A escalada do conflito entre Estados Unidos e Israel contra o Irã, iniciada em 28 de fevereiro, gerou severas perturbações na cadeia logística da indústria do petróleo. Esse cenário resultou em uma disparada nos preços globais.

O principal fator foi o bloqueio do Estreito de Ormuz, localizado ao sul do Irã. Antes da eclosão do conflito, cerca de 20% da produção internacional de óleo e gás transitava por essa região estratégica. A restrição na oferta de petróleo nos mercados impulsionou a elevação dos valores.

Embora o Brasil seja um produtor de petróleo, o produto e seus derivados são classificados como commodities. Isso significa que seus preços são determinados pelo mercado internacional, independentemente da produção doméstica.

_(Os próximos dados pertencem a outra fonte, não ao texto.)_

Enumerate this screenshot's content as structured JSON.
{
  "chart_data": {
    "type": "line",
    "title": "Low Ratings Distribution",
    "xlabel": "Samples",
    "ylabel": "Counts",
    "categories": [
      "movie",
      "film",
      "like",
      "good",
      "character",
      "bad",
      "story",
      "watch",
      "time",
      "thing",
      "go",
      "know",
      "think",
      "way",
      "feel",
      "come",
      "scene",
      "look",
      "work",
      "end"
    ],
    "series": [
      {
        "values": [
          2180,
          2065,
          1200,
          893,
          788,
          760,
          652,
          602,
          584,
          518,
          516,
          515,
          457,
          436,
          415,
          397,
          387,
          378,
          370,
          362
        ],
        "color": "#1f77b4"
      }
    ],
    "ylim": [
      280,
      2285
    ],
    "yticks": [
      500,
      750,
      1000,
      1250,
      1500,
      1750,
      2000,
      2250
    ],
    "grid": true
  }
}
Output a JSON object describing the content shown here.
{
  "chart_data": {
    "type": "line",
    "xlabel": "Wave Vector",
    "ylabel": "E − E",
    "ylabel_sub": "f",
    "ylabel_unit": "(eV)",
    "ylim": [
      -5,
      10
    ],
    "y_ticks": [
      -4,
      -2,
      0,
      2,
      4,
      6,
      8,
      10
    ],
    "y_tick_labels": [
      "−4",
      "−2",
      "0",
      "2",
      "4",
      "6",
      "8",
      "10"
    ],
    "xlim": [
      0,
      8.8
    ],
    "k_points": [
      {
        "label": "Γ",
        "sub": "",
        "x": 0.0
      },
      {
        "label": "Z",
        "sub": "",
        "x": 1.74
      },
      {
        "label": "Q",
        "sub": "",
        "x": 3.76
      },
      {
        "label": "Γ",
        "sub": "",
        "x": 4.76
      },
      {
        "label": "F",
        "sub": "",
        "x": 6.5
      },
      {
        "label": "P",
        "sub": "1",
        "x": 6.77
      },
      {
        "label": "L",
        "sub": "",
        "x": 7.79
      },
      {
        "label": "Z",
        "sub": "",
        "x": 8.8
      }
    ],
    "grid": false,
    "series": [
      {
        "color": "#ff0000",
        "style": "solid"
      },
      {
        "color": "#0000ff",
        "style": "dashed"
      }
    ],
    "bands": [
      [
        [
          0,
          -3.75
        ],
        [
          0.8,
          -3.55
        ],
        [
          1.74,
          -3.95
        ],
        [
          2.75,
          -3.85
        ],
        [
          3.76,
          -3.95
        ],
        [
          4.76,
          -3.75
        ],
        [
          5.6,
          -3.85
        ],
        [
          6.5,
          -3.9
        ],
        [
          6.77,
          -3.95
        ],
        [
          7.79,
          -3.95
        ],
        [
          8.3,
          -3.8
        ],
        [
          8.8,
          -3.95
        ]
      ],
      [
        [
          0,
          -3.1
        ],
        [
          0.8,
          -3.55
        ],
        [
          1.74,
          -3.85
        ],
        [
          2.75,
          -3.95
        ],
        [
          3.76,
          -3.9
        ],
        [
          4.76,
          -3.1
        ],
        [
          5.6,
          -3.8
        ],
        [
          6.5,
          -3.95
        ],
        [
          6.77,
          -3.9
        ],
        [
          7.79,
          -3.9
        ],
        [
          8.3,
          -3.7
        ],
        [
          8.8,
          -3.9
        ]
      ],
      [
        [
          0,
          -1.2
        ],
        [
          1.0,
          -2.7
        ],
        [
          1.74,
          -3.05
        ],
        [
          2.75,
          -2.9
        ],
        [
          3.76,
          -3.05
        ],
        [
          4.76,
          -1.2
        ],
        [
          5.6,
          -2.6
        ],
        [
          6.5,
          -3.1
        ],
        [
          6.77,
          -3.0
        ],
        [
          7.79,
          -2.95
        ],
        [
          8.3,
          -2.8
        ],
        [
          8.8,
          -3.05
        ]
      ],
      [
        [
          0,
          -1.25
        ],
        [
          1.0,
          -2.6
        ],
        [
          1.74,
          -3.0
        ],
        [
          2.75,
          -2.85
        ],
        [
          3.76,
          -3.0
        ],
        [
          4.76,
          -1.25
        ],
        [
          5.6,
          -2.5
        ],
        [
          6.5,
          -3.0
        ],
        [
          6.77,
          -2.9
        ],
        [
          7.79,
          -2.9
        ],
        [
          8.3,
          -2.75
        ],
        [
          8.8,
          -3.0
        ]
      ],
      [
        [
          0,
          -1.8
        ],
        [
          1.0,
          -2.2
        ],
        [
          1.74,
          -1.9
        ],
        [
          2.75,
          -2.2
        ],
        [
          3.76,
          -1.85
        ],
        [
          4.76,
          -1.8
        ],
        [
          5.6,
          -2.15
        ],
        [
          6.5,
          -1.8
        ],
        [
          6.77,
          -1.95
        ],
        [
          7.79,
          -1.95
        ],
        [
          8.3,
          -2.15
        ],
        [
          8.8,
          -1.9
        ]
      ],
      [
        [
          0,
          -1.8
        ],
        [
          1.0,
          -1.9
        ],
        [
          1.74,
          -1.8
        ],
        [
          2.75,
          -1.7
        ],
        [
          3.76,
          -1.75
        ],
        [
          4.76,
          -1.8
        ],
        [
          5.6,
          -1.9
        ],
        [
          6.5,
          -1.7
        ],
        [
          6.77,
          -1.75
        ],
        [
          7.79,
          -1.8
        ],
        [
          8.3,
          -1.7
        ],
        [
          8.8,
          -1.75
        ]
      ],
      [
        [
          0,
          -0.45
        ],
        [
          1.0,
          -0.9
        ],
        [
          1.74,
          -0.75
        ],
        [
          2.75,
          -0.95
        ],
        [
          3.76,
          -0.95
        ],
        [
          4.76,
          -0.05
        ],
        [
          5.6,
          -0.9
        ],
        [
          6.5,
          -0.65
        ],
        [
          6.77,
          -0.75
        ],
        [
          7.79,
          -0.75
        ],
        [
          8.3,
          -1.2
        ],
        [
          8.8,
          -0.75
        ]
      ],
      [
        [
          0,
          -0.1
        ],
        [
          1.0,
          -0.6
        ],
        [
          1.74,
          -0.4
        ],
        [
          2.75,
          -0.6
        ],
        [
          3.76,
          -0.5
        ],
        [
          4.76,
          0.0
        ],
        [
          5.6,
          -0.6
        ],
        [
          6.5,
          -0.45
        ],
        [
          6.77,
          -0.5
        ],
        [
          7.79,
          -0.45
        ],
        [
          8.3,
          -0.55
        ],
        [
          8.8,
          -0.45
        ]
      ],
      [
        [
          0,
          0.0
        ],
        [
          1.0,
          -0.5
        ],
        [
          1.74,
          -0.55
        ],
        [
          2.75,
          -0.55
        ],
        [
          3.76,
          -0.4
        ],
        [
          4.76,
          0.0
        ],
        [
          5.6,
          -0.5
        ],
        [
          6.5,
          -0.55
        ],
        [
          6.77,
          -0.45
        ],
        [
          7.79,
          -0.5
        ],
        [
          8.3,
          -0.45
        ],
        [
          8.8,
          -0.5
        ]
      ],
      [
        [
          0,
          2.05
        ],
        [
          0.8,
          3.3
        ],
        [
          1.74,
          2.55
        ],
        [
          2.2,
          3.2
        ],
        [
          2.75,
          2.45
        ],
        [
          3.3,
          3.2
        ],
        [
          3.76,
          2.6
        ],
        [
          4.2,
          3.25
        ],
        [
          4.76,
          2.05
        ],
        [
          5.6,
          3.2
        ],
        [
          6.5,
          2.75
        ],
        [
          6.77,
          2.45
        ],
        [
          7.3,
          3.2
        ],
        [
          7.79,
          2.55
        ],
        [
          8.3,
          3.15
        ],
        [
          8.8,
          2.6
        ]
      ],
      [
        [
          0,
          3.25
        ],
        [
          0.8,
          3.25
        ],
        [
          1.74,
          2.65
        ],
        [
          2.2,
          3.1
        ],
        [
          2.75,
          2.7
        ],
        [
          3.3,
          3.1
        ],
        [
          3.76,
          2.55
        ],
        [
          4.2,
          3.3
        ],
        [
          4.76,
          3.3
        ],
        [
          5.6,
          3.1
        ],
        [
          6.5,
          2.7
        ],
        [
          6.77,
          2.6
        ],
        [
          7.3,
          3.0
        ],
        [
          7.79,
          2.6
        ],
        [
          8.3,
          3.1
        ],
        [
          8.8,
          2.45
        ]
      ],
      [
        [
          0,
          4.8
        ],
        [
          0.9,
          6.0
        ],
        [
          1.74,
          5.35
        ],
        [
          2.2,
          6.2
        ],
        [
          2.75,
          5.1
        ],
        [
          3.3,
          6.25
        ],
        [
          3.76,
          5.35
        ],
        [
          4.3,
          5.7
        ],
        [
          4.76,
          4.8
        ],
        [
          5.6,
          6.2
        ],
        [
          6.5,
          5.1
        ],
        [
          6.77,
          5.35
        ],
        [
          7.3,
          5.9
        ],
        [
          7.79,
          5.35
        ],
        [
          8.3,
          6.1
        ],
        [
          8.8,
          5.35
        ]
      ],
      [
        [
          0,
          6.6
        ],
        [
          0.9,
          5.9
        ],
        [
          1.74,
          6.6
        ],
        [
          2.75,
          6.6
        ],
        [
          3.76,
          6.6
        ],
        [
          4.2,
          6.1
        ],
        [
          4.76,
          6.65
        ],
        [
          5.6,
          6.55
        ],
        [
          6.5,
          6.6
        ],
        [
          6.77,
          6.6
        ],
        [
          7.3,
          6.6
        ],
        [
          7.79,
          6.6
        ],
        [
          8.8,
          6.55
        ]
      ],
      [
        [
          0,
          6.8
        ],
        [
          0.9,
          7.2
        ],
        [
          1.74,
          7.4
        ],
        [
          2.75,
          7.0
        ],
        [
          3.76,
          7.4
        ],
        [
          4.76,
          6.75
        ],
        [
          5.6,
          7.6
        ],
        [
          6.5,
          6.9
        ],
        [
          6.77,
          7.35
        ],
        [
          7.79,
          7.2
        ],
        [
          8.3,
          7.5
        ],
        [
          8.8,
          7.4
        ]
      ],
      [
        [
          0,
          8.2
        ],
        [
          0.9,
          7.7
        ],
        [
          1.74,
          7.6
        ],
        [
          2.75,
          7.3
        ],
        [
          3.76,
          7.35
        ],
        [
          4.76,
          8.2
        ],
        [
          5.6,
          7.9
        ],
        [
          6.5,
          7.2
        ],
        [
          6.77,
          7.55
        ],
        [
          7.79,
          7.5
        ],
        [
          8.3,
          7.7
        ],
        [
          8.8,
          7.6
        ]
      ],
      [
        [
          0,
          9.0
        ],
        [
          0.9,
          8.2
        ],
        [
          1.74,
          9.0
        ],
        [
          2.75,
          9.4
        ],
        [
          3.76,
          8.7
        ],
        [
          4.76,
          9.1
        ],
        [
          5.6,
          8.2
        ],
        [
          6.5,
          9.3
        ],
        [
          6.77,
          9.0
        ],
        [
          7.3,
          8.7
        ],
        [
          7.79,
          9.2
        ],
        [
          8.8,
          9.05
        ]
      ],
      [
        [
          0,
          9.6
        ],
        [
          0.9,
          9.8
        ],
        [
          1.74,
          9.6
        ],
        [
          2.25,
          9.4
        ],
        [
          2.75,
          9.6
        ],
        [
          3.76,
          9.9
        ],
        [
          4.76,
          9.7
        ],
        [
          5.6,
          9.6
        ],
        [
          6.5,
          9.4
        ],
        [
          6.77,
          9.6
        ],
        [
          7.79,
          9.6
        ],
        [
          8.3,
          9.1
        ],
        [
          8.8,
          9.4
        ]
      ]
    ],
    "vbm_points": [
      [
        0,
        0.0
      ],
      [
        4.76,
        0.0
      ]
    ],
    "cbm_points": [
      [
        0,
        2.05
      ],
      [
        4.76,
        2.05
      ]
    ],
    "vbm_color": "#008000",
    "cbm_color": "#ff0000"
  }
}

Histórico recente de preços

No mês de abril, a Petrobras havia reajustado o QAV em expressivos 55%, seguido por um aumento de 18% em maio. Naquela ocasião, para mitigar o impacto nos caixas das companhias aéreas, a estatal ofereceu a possibilidade de parcelamento do reajuste às distribuidoras. Em junho, já havia ocorrido uma redução de 14,2% no preço do QAV.

A percepção de atenuação dos efeitos do conflito também levou o governo federal a iniciar o processo de retirada dos subsídios concedidos a empresas produtoras e importadoras de combustíveis. Essa medida visava evitar um choque de preços para o consumidor final.

Dinâmica da comercialização

A Petrobras é responsável pela comercialização do querosene de aviação, seja o produzido em suas refinarias ou o importado, para as distribuidoras. Após a aquisição, essas empresas se encarregam do transporte e da venda do combustível para companhias de transporte aéreo, outros consumidores finais nos aeroportos ou para revendedores.

Apesar de a estatal deter uma participação de aproximadamente 85% na produção de QAV, o mercado é caracterizado pela livre concorrência. Não há restrições para que outras empresas atuem como produtoras ou importadoras nesse segmento.